How can anyone resist such a beginning ? So I continued browsing for about 15 minutes, opening it at random places and reading a few paragraphs. I decided I like the book a lot, but the airport bookstore price is definitely inflated, so I'll buy it on Amazon later. Which I did, and now comes this review.

I must begin by saying that I liked this book very much. Not to cut suspense, since the review is obviously favorable all along, but just to set a positive tone for the start.

On the surface, "The Undercover Economist" is just another popular economics book, of the kind that is quite common lately (Freakonomics is one example that immediately comes to mind). However, once you finish reading it (paying attention all the way, of course), you realize it presents some relatively deep ideas, explaining them very thoroughly and logically connected pieces from different aspects of economics.

The book begins by a thorough overview of supply and demand, providing simple and befitting examples, both from real life and imaginary. Next, it treats the topic of price targeting (also called "differential pricing") - with really a huge assortment of examples from diverse fields. Then, it explains about free markets and what's good about them.

The connection of market freedom to "finding the truth" is enlightening, and becomes even more so while reading further. The author then moves to more macro-economic topics, discussing globalization and the economic situation in third world countries, such as Cameroon. Finally, he concludes the book with a thorough treatment of the changes in the Chinese economy in the past 30 years. This is the best part of the book, in which all the concepts presented in previous sections come together to explain why the communist system prevailing in China before 1976 failed, and why the gradual freeing of its economy in the years that passed since succeeded on a magnificent scale.

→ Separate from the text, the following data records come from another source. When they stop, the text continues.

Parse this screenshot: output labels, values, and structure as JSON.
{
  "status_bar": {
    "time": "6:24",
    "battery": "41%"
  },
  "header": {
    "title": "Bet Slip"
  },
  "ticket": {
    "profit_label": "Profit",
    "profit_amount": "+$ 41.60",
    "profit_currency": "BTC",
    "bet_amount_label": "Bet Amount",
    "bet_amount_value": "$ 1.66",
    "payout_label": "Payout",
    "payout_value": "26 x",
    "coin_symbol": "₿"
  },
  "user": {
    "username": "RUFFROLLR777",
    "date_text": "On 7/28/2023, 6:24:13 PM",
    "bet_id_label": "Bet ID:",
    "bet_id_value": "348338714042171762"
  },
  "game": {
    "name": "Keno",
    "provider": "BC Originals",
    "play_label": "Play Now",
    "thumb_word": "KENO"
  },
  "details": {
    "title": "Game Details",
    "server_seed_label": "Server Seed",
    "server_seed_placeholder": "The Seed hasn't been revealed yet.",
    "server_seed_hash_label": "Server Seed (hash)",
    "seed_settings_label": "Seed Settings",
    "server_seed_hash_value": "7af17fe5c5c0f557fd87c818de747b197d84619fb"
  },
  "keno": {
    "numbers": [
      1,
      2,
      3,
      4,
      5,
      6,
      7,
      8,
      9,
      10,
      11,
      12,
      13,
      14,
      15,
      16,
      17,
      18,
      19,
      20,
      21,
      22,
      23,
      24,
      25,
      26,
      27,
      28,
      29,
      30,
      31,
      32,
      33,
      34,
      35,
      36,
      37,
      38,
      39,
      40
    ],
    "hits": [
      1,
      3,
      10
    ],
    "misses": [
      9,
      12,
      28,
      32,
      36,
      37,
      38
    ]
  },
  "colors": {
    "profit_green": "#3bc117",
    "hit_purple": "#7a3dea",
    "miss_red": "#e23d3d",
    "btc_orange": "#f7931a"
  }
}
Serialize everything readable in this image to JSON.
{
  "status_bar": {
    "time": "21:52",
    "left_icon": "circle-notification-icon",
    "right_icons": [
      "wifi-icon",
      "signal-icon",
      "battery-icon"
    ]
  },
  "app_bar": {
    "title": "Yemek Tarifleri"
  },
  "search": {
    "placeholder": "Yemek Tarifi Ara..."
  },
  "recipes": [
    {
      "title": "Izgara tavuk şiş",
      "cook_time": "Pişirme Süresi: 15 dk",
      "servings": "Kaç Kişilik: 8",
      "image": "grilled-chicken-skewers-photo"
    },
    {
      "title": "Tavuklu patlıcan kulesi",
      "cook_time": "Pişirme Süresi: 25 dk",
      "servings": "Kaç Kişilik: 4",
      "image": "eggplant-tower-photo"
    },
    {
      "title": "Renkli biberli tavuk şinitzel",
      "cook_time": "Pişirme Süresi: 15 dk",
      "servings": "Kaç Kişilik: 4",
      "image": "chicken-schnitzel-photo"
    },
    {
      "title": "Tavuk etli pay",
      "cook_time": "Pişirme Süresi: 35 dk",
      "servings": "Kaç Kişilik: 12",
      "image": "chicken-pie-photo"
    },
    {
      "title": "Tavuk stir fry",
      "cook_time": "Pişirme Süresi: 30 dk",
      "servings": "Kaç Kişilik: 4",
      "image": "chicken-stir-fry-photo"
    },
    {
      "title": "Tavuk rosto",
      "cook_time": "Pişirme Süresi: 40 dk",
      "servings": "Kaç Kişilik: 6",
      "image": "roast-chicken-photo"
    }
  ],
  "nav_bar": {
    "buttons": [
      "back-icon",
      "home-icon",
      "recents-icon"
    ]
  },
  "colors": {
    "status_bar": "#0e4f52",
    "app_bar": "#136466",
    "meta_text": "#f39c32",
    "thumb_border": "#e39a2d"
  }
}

Here are another few topics that I found interesting, in no particular order:

  • Why is wine always very expensive in restaurants ? Because one of the big costs in a restaurant is table space. Restaurants would therefore like to charge customers for dawdling, but because they can't do that, they charge higher prices for products that tend to be consumed in longer meals, like wine, appetizers and desserts.
  • The story of how the Environmental Protection Agency (EPA) in the USA reduced sulfur pollution problems in the 1990s by cleverly issuing "pollution permits" that factories could buy. This way, the "truth" was exposed - the real costs of pollution reducing equipment to companies.
  • Did you ever think about what an "efficient economy" means. Simple. If we can point to a change that could make at least one person better off, and nobody worse off, we (economists) say that the current situation is inefficient. This simple explanation is much deeper than it first appears, as it sets one of the basic rules of free markets - in an efficient market, everyone lives on the margins (excepts of one having scarcity power). If some field is too profitable, more competitors will enter it.
  • There is an excellent treatment of the problems with the USA's current health care system that's worth reading, not only for Americans.
  • When we bash dictatorships in third world countries, we must keep in mind that not all dictatorships are equally bad. In fact, stable dictatorships damage their country's economy much less than unstable ones. This is because stable dictators expect to stay in power for a long time, and hence don't have an interest to rob the economy too much, because that will reduce from their future profits. Unstable dictators, OTOH, are the worst kind - they just come to power, steal as much as possible and disappear. The author cleverly compared stable dictatorships to biological viruses, that have over time evolved not to kill the host body, but rather to use it in order to feed and reproduce to other bodies.

As I mentioned, I really liked this book. In fact, I think it's one of the best popular-economics books I've ever read. It is very highly recommended.